A nice example of zooming in quite deeply on the (meta)data fractal is the exemplar from our Oxford colleagues Philippe Rocca-Serra and Susanna-Assunta Sansone. They took a dataset from the rose genome publication in Nature Genetics and fully encoded it in Resource Description Framework (RDF) leveraging a number of public ontologies. The figure below illustrates the various steps they took to transform one Excel file to unambiguous machine ‘understandable’ data - another way to put it would be that they made the data fully ‘AI-ready’. See also our growing FAIRplus cookbook for more details. However, the linked Jupyter notebooks that were used to clean up and annotate this Excel sheet make clear that this was a significant effort. And this was just 1 out of the 10 supplementary datasets attached to this paper.

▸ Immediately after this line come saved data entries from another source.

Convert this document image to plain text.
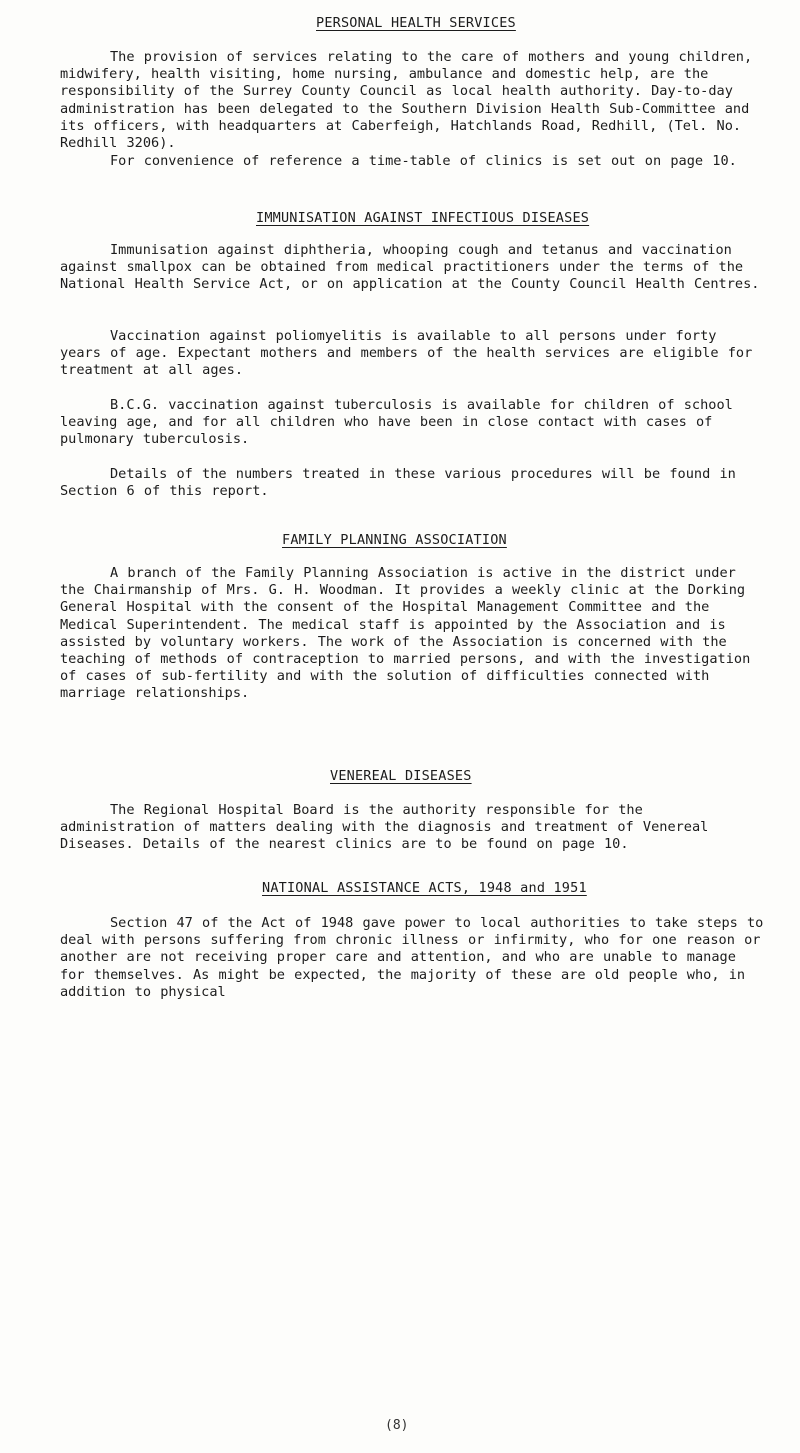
PERSONAL HEALTH SERVICES

The provision of services relating to the care of mothers and young children, midwifery, health visiting, home nursing, ambulance and domestic help, are the responsibility of the Surrey County Council as local health authority. Day-to-day administration has been delegated to the Southern Division Health Sub-Committee and its officers, with headquarters at Caberfeigh, Hatchlands Road, Redhill, (Tel. No. Redhill 3206).

For convenience of reference a time-table of clinics is set out on page 10.

IMMUNISATION AGAINST INFECTIOUS DISEASES

Immunisation against diphtheria, whooping cough and tetanus and vaccination against smallpox can be obtained from medical practitioners under the terms of the National Health Service Act, or on application at the County Council Health Centres.

Vaccination against poliomyelitis is available to all persons under forty years of age. Expectant mothers and members of the health services are eligible for treatment at all ages.

B.C.G. vaccination against tuberculosis is available for children of school leaving age, and for all children who have been in close contact with cases of pulmonary tuberculosis.

Details of the numbers treated in these various procedures will be found in Section 6 of this report.

FAMILY PLANNING ASSOCIATION

A branch of the Family Planning Association is active in the district under the Chairmanship of Mrs. G. H. Woodman. It provides a weekly clinic at the Dorking General Hospital with the consent of the Hospital Management Committee and the Medical Superintendent. The medical staff is appointed by the Association and is assisted by voluntary workers. The work of the Association is concerned with the teaching of methods of contraception to married persons, and with the investigation of cases of sub-fertility and with the solution of difficulties connected with marriage relationships.

VENEREAL DISEASES

The Regional Hospital Board is the authority responsible for the administration of matters dealing with the diagnosis and treatment of Venereal Diseases. Details of the nearest clinics are to be found on page 10.

NATIONAL ASSISTANCE ACTS, 1948 and 1951

Section 47 of the Act of 1948 gave power to local authorities to take steps to deal with persons suffering from chronic illness or infirmity, who for one reason or another are not receiving proper care and attention, and who are unable to manage for themselves. As might be expected, the majority of these are old people who, in addition to physical

(8)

Why does retrospective FAIRification usually require a lot of effort? Consider that the Excel sheet provided here, like most scientific datasets, is the result of a long process (data lifecycle), with steps like Experiment design & planning → Experiment execution → Data processing → Data analysis → Data publishing. But we are only looking at the end result of the last step, and if you look at the example Excel file, you will find that elements of the other steps (e.g. experimental design) are written into it as textual comments. Useful for the human eye, but not exactly ‘Metadata for Machines’. If you want machines to be able to find and use these data, then the (meta)data need to be structured and semantically explicit.
So the reason why the overall effort is so large, is that one has to effectively ‘reverse engineer’ all these steps from the Excel sheet and the text in the paper, which at this point can only be done by humans - machine learning would stand no chance in successfully doing this for multiple reasons, one being that getting enough training data would simply be too costly.
The solution, in terms of scaling up FAIRification, is to go back to the earlier steps in the process, and change them to produce FAIR data too. Although this approach to FAIRification also takes a significant amount of work, it is at least scalable. Once a lab instrumentation setup has been set up to generate FAIR data at source, it can be used routinely (FAIR play) and result in systematic annotation of all datasets that are generated through this instrument. The same goes for computational pipelines, which can be ‘FAIRified’ to output their versions, parameters etc. as machine readable metadata. Study designs, including for instance clinical trial protocols, can be made FAIR directly from the start of the project and linked to the resulting datasets. As a final step, there are several standards for representing biomedical data for re-use and analysis.
How do you get started with the implementation of FAIR play? DTL and GO-FAIR have introduced the concepts of Bring Your Own Data (BYOD) and Metadata for Machines (M4M) workshops, in which we take a number of existing data assets or a specific class of datasets, and determine the right level of metadata for a given purpose. This can then be used as a starting point to define metadata conventions, choose which of the existing standards to use, and eventually implement these in all data generating processes. The Hyve offers both BYOD and M4M workshops as well as semantic modelling and data FAIRification services, to support your organization in implementing the FAIR principles.
Although it may be necessary to start with retrospective FAIRification on some datasets, in the long run, FAIR play is the only way forward.